God called Abraham up the mountain, to sacrifice his son. That was something Abraham expected a deity might do. And Abraham was willing to obey the God who had called to him, but he didn’t know what God wanted. So up he went. And there, the angel came to him.

Abraham, Abraham!

Here I am.

Do not stretch out your hand against the lad, and do nothing to him.

There, on what would one day be the Temple Mount, Abraham was willing to obey God. He only knew how to be obedient; he couldn’t imagine what God would do. God tested his obedience and then taught him a different way. God sent the ram to save the child. The covenant with Abraham is a promise that the God of Abraham is not the god of Ur of the Chaldeans. The God of Abraham does not demand the sacrifice of children. The covenant with Abraham is a covenant of peace.

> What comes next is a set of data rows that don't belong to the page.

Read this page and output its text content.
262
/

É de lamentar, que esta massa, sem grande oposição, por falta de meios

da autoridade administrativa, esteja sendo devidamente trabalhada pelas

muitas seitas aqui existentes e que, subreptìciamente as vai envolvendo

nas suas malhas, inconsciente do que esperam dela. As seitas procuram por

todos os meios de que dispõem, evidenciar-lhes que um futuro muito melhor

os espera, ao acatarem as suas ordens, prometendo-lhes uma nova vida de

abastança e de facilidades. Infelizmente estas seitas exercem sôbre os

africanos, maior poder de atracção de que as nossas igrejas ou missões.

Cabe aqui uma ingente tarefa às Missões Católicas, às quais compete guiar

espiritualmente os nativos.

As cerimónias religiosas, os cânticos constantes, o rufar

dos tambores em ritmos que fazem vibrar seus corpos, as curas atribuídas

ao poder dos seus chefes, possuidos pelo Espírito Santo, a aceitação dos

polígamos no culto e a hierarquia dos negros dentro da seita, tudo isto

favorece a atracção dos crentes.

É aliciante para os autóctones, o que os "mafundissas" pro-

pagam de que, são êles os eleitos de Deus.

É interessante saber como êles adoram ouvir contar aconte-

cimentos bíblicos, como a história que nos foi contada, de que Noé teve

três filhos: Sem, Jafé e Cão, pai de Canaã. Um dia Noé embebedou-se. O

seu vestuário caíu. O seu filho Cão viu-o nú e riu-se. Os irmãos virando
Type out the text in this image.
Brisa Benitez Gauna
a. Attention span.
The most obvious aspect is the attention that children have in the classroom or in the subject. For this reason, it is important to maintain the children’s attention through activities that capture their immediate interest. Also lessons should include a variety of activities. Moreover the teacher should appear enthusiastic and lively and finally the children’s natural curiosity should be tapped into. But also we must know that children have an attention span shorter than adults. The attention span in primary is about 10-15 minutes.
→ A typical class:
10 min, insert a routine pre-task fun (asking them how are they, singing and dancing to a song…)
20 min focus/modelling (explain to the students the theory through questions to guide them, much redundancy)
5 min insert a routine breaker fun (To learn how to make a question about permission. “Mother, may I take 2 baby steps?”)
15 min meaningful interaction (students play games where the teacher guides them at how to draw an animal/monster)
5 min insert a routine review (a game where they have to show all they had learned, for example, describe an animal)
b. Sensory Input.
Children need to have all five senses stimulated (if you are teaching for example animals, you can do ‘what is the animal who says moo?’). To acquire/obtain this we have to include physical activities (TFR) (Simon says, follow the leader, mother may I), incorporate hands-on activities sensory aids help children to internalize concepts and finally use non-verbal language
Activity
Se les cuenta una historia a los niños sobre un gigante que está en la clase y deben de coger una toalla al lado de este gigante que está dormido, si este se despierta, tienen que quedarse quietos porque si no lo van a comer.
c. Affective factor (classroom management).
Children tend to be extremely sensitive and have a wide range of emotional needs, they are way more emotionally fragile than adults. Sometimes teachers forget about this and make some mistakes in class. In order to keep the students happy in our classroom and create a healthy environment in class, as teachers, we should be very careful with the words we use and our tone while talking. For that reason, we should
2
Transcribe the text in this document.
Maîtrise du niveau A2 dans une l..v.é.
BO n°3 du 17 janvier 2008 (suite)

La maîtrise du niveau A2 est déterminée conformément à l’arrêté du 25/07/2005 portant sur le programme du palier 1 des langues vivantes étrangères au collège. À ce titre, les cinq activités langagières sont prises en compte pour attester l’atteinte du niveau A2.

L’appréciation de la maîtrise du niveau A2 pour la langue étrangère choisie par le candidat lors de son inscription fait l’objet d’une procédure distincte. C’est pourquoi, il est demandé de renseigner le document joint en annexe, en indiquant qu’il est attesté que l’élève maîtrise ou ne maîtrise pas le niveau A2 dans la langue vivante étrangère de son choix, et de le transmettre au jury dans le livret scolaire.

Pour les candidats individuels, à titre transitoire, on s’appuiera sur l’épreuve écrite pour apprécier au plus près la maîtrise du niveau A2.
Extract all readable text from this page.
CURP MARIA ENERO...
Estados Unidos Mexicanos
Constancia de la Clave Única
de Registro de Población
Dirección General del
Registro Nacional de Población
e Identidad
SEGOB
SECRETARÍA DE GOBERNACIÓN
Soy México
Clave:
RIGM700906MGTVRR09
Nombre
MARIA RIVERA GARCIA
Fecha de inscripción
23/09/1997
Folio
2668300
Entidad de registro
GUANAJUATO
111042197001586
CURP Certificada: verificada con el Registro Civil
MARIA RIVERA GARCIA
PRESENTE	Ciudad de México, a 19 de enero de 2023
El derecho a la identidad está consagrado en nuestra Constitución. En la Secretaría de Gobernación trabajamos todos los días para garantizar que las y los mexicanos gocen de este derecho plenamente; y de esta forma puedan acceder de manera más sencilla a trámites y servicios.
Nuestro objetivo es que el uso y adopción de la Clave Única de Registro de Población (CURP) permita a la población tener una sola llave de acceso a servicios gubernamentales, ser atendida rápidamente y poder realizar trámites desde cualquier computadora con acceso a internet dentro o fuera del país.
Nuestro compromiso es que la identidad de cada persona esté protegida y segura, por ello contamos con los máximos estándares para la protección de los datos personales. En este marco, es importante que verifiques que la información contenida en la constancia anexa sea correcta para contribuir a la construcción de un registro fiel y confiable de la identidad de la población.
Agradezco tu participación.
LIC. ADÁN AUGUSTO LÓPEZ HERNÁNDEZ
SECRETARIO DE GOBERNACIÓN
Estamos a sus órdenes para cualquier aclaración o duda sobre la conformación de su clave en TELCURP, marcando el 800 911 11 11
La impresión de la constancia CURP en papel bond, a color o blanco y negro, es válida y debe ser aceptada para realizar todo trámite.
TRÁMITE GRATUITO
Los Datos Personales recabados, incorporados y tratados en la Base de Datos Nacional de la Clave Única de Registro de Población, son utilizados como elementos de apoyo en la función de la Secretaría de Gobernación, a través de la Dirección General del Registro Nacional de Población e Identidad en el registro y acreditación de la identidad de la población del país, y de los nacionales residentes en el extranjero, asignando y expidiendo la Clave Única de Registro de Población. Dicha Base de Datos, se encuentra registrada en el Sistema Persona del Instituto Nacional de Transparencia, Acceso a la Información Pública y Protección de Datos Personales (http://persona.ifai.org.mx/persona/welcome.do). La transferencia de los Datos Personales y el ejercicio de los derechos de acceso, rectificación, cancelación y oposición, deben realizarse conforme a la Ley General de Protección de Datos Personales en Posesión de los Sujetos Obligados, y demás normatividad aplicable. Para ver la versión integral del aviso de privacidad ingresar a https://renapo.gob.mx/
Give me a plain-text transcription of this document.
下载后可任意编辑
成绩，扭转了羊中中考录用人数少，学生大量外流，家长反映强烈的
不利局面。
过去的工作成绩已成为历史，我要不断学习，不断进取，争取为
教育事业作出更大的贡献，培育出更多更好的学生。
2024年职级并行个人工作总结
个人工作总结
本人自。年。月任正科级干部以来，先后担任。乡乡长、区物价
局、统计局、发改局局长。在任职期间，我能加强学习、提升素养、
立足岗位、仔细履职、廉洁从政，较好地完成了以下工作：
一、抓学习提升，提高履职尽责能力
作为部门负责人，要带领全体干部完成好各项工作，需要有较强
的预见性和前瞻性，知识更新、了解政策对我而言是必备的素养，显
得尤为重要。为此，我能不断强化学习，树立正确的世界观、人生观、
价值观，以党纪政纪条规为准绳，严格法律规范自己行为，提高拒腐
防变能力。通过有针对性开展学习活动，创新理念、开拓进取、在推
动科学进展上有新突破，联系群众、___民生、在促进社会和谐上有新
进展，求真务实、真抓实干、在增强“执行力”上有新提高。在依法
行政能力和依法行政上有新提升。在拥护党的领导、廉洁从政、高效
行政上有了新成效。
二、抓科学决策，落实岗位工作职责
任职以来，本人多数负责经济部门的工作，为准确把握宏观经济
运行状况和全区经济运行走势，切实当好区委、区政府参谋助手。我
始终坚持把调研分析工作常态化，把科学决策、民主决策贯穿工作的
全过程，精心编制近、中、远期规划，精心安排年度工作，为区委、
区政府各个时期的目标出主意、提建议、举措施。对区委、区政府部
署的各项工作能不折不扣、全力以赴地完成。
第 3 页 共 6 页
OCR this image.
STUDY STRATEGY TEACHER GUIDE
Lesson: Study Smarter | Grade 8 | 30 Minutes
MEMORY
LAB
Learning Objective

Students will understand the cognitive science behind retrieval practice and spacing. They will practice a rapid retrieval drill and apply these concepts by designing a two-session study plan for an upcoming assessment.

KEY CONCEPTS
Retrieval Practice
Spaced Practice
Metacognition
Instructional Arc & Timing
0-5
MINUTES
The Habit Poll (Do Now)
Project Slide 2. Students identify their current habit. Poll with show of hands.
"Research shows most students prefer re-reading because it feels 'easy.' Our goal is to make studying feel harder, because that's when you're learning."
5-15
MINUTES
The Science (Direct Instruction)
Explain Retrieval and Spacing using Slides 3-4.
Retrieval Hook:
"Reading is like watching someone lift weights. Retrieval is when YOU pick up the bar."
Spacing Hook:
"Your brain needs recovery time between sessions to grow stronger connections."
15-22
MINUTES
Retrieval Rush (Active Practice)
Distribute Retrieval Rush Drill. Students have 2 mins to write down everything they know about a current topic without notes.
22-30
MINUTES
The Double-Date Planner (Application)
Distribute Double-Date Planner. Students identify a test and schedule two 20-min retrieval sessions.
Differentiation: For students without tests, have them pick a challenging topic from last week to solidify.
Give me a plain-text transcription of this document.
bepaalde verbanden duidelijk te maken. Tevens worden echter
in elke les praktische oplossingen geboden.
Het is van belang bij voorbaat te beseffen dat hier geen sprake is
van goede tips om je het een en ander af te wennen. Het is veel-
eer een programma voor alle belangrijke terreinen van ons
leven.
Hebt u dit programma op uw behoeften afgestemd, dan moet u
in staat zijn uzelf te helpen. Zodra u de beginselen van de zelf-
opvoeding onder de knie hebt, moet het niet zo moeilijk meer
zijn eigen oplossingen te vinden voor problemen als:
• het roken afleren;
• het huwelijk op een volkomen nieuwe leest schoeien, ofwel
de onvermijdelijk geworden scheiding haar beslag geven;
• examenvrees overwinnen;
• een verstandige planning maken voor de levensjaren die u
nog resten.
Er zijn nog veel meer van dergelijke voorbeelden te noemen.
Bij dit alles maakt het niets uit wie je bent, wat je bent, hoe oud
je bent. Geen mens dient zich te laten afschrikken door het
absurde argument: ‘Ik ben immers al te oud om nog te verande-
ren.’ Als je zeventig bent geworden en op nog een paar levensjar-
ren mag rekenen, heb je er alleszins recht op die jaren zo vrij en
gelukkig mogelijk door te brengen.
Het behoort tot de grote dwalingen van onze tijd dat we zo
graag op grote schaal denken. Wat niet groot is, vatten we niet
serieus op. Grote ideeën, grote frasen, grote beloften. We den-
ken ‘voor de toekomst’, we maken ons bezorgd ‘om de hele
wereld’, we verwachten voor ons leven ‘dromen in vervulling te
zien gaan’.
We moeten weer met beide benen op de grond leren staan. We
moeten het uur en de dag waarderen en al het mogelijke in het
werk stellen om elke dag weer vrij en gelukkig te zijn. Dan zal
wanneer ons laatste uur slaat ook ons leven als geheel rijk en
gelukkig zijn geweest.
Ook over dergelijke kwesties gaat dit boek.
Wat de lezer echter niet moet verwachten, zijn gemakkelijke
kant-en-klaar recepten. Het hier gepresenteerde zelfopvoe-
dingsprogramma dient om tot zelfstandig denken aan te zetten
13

And so, to this day, the children of Abraham do Abraham’s work, and the worshippers of the idols do the work of their idols. Whenever you see children sacrificed to something considered more important than children– a culture that depends on abortion for economic reasons; a politician who goes to church on Sunday but sends drones or soldiers to kill children abroad every other day of the week; Daesh murdering Christian and Ahmadiyya children and claiming to be doing God’s work– these are worshipers of idols, whatever they might tell you. Whomever you see crying out on behalf of children, these are the ones doing Abraham’s work in the name of Abraham’s God.

It was fourteen generations from Abraham to David, who bought the plot of land that became the Temple Mount. It was fourteen generations from David to the Babylonian Exile, when the temple was razed to the ground. It was fourteen generations from the Exile to the birth of Jesus Christ, the descendant of Abraham and the only Son of Abraham’s God. When He was twelve years old, He was brought to the Temple Mount. There, he left His mother and foster-father in obedience to His Heavenly Father’s will. They looked for Him with great anxiety, and find Him at last among the scribes. There, eventually, the elders of the people turned away from Abraham’s God and turn to the idols; they would declare they had no king but Cesar, drag the Son of God out of the city and kill Him. But the God of Abraham took that sacrifice to the idols and make it instead a sacrifice of peace; and Christ rose from the dead on the third day.

We offer that sacrifice again and again in peace, when we attend the Divine Liturgy.

This is the sacrifice acceptable to the God of Abraham.

Before Abraham came to be, He Is, and next Sunday we will celebrate His birth. Today, we celebrate His ancestors, from Adam to Abraham to David to Joseph the Betrothed.